There are now Energy Star certified clothes dryers available. These dryers use about 20% less energy and along with features that combine less heat with sensor drying to prevent over drying. That way you can save you energy and reduce unnecessary wear and tear on your clothes.
So how much energy can be saved by hang drying your laundry, and does that translate into cost savings? The Simple Dollar did a great calculation showing how much money is saved by hang drying laundry vs using most clothes dryers.
She found that yes, it does save some money and time for her as well. So, air drying your clothes is another way to live a more eco-friendly lifestyle and save a little money at the same time.
The Cons of Hang Drying Laundry
Like I said, there are definite cons to hang drying laundry, especially when you rely upon it.
When it’s raining, it’s a lot more difficult to do laundry. Our back balcony was covered so the clothes just got extra damp rather than soaked, but it took an extra day for the clothes to dry when it would rain. And who wants to go outside to hang clothes when it’s raining?
Even when it was sunny, I could only do two loads of laundry per day because the balcony was shaded. This was especially frustrating when I was behind on laundry for whatever reason and I had a sudden burst of motivation to get it done.
Now that we live in the mountains where it snows and stays pretty cold even on days where we don’t have snow on the ground, it’s really hard to air dry clothes outside. We could never rely on it as our sole source of drying clothes in the winter.
Pollen and Allergies
I discovered another con to hang drying laundry that comes with living in the mountains – pollen. The fabric soaks all that pollen right up and brings it into our house to aggravate our spring allergies.

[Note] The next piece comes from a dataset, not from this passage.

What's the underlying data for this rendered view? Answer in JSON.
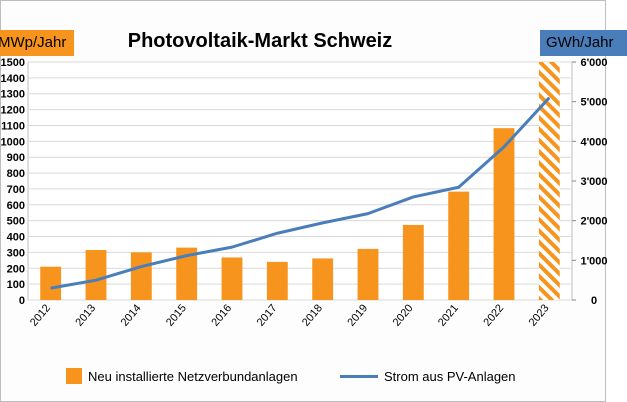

I have a small rack in the garage where I can hang dry a handful of things, but during allergy season, clothes can’t be hung outside to air dry. Otherwise, we’ll have a house full of snifflers!
A lot of communities and developments in the US have banned hang-drying clothes. Apparently it brings down property values and just looks tacky. Somehow I don’t think that’s a good reason to prevent people from reducing their environmental impact, but it’s something many people have to consider.
As you can see, there are many pros and cons to hang drying laundry. I hope I’ve given you some good information to help decide whether air drying your laundry is the best choice for your family.